These fragments of wall-paintings from the harem baths at Jawsaq al-Khaqani provide a glimpse of important early examples of figurative art in the Islamic world.
The two figures, displayed on these wall painting fragments, are probably slave girls from the harem of Caliph al-Muasim in Samarra, where the walls of the palaces were painted with large scenes of hunters, dancers, and drinkers. The palaces were also decorated with carved wooden panels and stucco (plaster).
The women of the palace were not just wives and concubines but were also poets and musicians. Harem girls were often highly trained in singing, music and literature and it was potentially an attractive career for a woman of humble origins.

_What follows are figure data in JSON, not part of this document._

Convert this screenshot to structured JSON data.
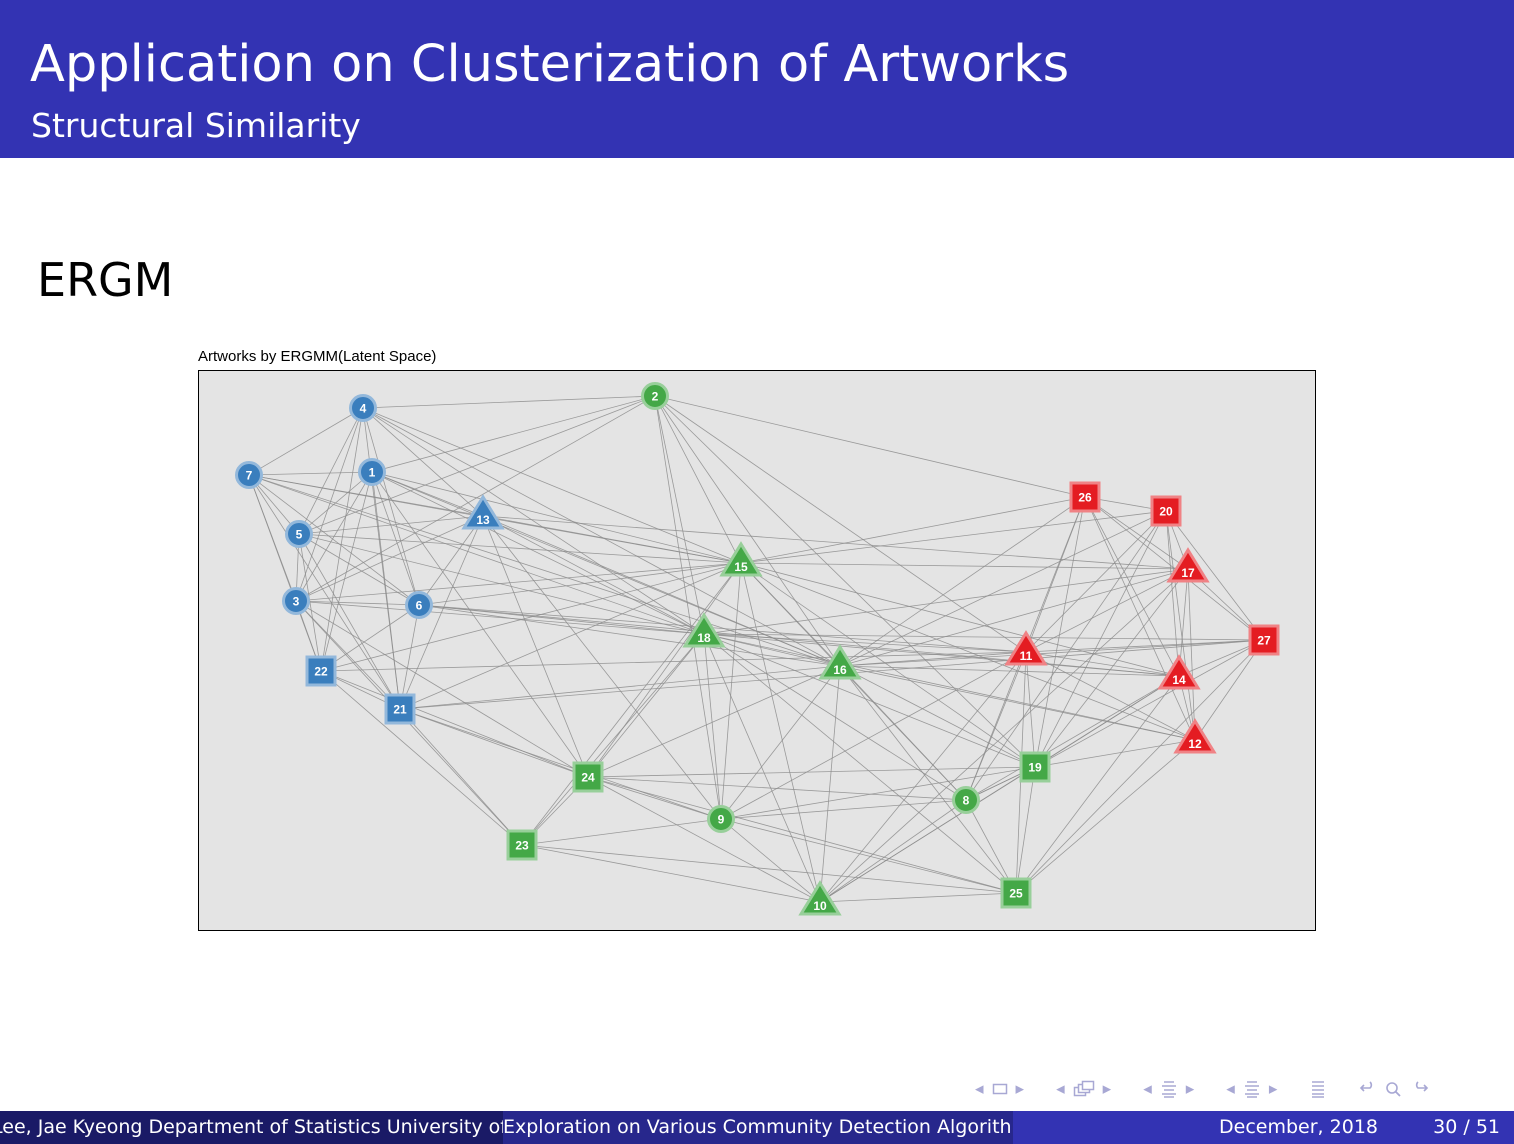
{
  "slide": {
    "title": "Application on Clusterization of Artworks",
    "subtitle": "Structural Similarity",
    "section": "ERGM"
  },
  "figure": {
    "title": "Artworks by ERGMM(Latent Space)",
    "colors": {
      "blue": "#3a7ebd",
      "green": "#44a847",
      "red": "#e41c22",
      "panel": "#e4e4e4",
      "edge": "#8c8c8c"
    },
    "nodes": [
      {
        "id": "1",
        "group": "blue",
        "shape": "circle"
      },
      {
        "id": "2",
        "group": "green",
        "shape": "circle"
      },
      {
        "id": "3",
        "group": "blue",
        "shape": "circle"
      },
      {
        "id": "4",
        "group": "blue",
        "shape": "circle"
      },
      {
        "id": "5",
        "group": "blue",
        "shape": "circle"
      },
      {
        "id": "6",
        "group": "blue",
        "shape": "circle"
      },
      {
        "id": "7",
        "group": "blue",
        "shape": "circle"
      },
      {
        "id": "8",
        "group": "green",
        "shape": "circle"
      },
      {
        "id": "9",
        "group": "green",
        "shape": "circle"
      },
      {
        "id": "10",
        "group": "green",
        "shape": "triangle"
      },
      {
        "id": "11",
        "group": "red",
        "shape": "triangle"
      },
      {
        "id": "12",
        "group": "red",
        "shape": "triangle"
      },
      {
        "id": "13",
        "group": "blue",
        "shape": "triangle"
      },
      {
        "id": "14",
        "group": "red",
        "shape": "triangle"
      },
      {
        "id": "15",
        "group": "green",
        "shape": "triangle"
      },
      {
        "id": "16",
        "group": "green",
        "shape": "triangle"
      },
      {
        "id": "17",
        "group": "red",
        "shape": "triangle"
      },
      {
        "id": "18",
        "group": "green",
        "shape": "triangle"
      },
      {
        "id": "19",
        "group": "green",
        "shape": "square"
      },
      {
        "id": "20",
        "group": "red",
        "shape": "square"
      },
      {
        "id": "21",
        "group": "blue",
        "shape": "square"
      },
      {
        "id": "22",
        "group": "blue",
        "shape": "square"
      },
      {
        "id": "23",
        "group": "green",
        "shape": "square"
      },
      {
        "id": "24",
        "group": "green",
        "shape": "square"
      },
      {
        "id": "25",
        "group": "green",
        "shape": "square"
      },
      {
        "id": "26",
        "group": "red",
        "shape": "square"
      },
      {
        "id": "27",
        "group": "red",
        "shape": "square"
      }
    ],
    "edges": [
      [
        "4",
        "2"
      ],
      [
        "4",
        "7"
      ],
      [
        "4",
        "5"
      ],
      [
        "4",
        "3"
      ],
      [
        "4",
        "13"
      ],
      [
        "4",
        "15"
      ],
      [
        "4",
        "16"
      ],
      [
        "4",
        "21"
      ],
      [
        "4",
        "22"
      ],
      [
        "4",
        "6"
      ],
      [
        "4",
        "18"
      ],
      [
        "7",
        "1"
      ],
      [
        "7",
        "5"
      ],
      [
        "7",
        "3"
      ],
      [
        "7",
        "13"
      ],
      [
        "7",
        "15"
      ],
      [
        "7",
        "18"
      ],
      [
        "7",
        "21"
      ],
      [
        "7",
        "22"
      ],
      [
        "7",
        "16"
      ],
      [
        "7",
        "6"
      ],
      [
        "1",
        "5"
      ],
      [
        "1",
        "3"
      ],
      [
        "1",
        "13"
      ],
      [
        "1",
        "15"
      ],
      [
        "1",
        "6"
      ],
      [
        "1",
        "21"
      ],
      [
        "1",
        "22"
      ],
      [
        "1",
        "2"
      ],
      [
        "1",
        "18"
      ],
      [
        "1",
        "16"
      ],
      [
        "1",
        "24"
      ],
      [
        "5",
        "3"
      ],
      [
        "5",
        "13"
      ],
      [
        "5",
        "22"
      ],
      [
        "5",
        "21"
      ],
      [
        "5",
        "6"
      ],
      [
        "5",
        "18"
      ],
      [
        "5",
        "15"
      ],
      [
        "5",
        "2"
      ],
      [
        "3",
        "22"
      ],
      [
        "3",
        "21"
      ],
      [
        "3",
        "6"
      ],
      [
        "3",
        "13"
      ],
      [
        "3",
        "18"
      ],
      [
        "3",
        "15"
      ],
      [
        "3",
        "24"
      ],
      [
        "3",
        "23"
      ],
      [
        "3",
        "2"
      ],
      [
        "13",
        "15"
      ],
      [
        "13",
        "18"
      ],
      [
        "13",
        "16"
      ],
      [
        "13",
        "21"
      ],
      [
        "13",
        "24"
      ],
      [
        "13",
        "9"
      ],
      [
        "13",
        "6"
      ],
      [
        "13",
        "17"
      ],
      [
        "6",
        "18"
      ],
      [
        "6",
        "16"
      ],
      [
        "6",
        "21"
      ],
      [
        "6",
        "22"
      ],
      [
        "6",
        "15"
      ],
      [
        "6",
        "11"
      ],
      [
        "6",
        "14"
      ],
      [
        "22",
        "21"
      ],
      [
        "22",
        "11"
      ],
      [
        "22",
        "23"
      ],
      [
        "22",
        "24"
      ],
      [
        "22",
        "15"
      ],
      [
        "21",
        "24"
      ],
      [
        "21",
        "23"
      ],
      [
        "21",
        "15"
      ],
      [
        "21",
        "16"
      ],
      [
        "21",
        "9"
      ],
      [
        "21",
        "27"
      ],
      [
        "2",
        "26"
      ],
      [
        "2",
        "15"
      ],
      [
        "2",
        "16"
      ],
      [
        "2",
        "18"
      ],
      [
        "2",
        "9"
      ],
      [
        "2",
        "11"
      ],
      [
        "2",
        "19"
      ],
      [
        "15",
        "26"
      ],
      [
        "15",
        "20"
      ],
      [
        "15",
        "17"
      ],
      [
        "15",
        "16"
      ],
      [
        "15",
        "24"
      ],
      [
        "15",
        "9"
      ],
      [
        "15",
        "10"
      ],
      [
        "15",
        "19"
      ],
      [
        "15",
        "14"
      ],
      [
        "15",
        "12"
      ],
      [
        "15",
        "8"
      ],
      [
        "18",
        "16"
      ],
      [
        "18",
        "11"
      ],
      [
        "18",
        "24"
      ],
      [
        "18",
        "9"
      ],
      [
        "18",
        "10"
      ],
      [
        "18",
        "25"
      ],
      [
        "18",
        "19"
      ],
      [
        "18",
        "27"
      ],
      [
        "18",
        "8"
      ],
      [
        "18",
        "23"
      ],
      [
        "18",
        "14"
      ],
      [
        "18",
        "12"
      ],
      [
        "18",
        "17"
      ],
      [
        "16",
        "11"
      ],
      [
        "16",
        "26"
      ],
      [
        "16",
        "20"
      ],
      [
        "16",
        "17"
      ],
      [
        "16",
        "27"
      ],
      [
        "16",
        "14"
      ],
      [
        "16",
        "12"
      ],
      [
        "16",
        "19"
      ],
      [
        "16",
        "8"
      ],
      [
        "16",
        "9"
      ],
      [
        "16",
        "10"
      ],
      [
        "16",
        "25"
      ],
      [
        "16",
        "24"
      ],
      [
        "11",
        "26"
      ],
      [
        "11",
        "20"
      ],
      [
        "11",
        "17"
      ],
      [
        "11",
        "27"
      ],
      [
        "11",
        "14"
      ],
      [
        "11",
        "12"
      ],
      [
        "11",
        "19"
      ],
      [
        "11",
        "8"
      ],
      [
        "11",
        "25"
      ],
      [
        "11",
        "9"
      ],
      [
        "11",
        "10"
      ],
      [
        "26",
        "20"
      ],
      [
        "26",
        "17"
      ],
      [
        "26",
        "14"
      ],
      [
        "26",
        "12"
      ],
      [
        "26",
        "19"
      ],
      [
        "26",
        "8"
      ],
      [
        "26",
        "27"
      ],
      [
        "20",
        "17"
      ],
      [
        "20",
        "27"
      ],
      [
        "20",
        "14"
      ],
      [
        "20",
        "12"
      ],
      [
        "20",
        "19"
      ],
      [
        "20",
        "8"
      ],
      [
        "17",
        "27"
      ],
      [
        "17",
        "14"
      ],
      [
        "17",
        "12"
      ],
      [
        "17",
        "19"
      ],
      [
        "27",
        "14"
      ],
      [
        "27",
        "12"
      ],
      [
        "27",
        "19"
      ],
      [
        "27",
        "25"
      ],
      [
        "14",
        "12"
      ],
      [
        "14",
        "19"
      ],
      [
        "14",
        "8"
      ],
      [
        "14",
        "25"
      ],
      [
        "14",
        "10"
      ],
      [
        "12",
        "19"
      ],
      [
        "12",
        "25"
      ],
      [
        "19",
        "24"
      ],
      [
        "19",
        "9"
      ],
      [
        "19",
        "8"
      ],
      [
        "19",
        "25"
      ],
      [
        "19",
        "10"
      ],
      [
        "24",
        "9"
      ],
      [
        "24",
        "23"
      ],
      [
        "24",
        "10"
      ],
      [
        "24",
        "8"
      ],
      [
        "24",
        "25"
      ],
      [
        "9",
        "23"
      ],
      [
        "9",
        "10"
      ],
      [
        "9",
        "8"
      ],
      [
        "9",
        "25"
      ],
      [
        "8",
        "10"
      ],
      [
        "8",
        "25"
      ],
      [
        "8",
        "19"
      ],
      [
        "23",
        "10"
      ],
      [
        "23",
        "25"
      ],
      [
        "23",
        "15"
      ],
      [
        "10",
        "25"
      ],
      [
        "10",
        "17"
      ]
    ]
  },
  "footer": {
    "author": "Lee, Jae Kyeong Department of Statistics University of",
    "talk": "Exploration on Various Community Detection Algorithms",
    "date": "December, 2018",
    "page": "30 / 51"
  }
}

Samarra was built in AD 836 as the new capital of the Islamic Empire. At the time it was one of the largest cities in the world, sprawling some 25 miles along the banks of the river Tigris.
Samarra’s name comes from the Arabic for 'Happy he who sees it' and it was created to house the court of Caliph al-Muasim (reigned AD 833-42) and army of Turkish slavesoldiers, after they increasingly came into conflict with the inhabitants of Baghdad.
The site includes palaces and mosques, built on an unprecedented scale, and also a large race-course. Many of the palaces are built right on the waterside, with steps leading down to an artificial water basin.
In AD 861 Samarra was abandoned. The city's decline mirrors that of the Islamic Empire, which became increasingly fragmented from AD 800 onwards.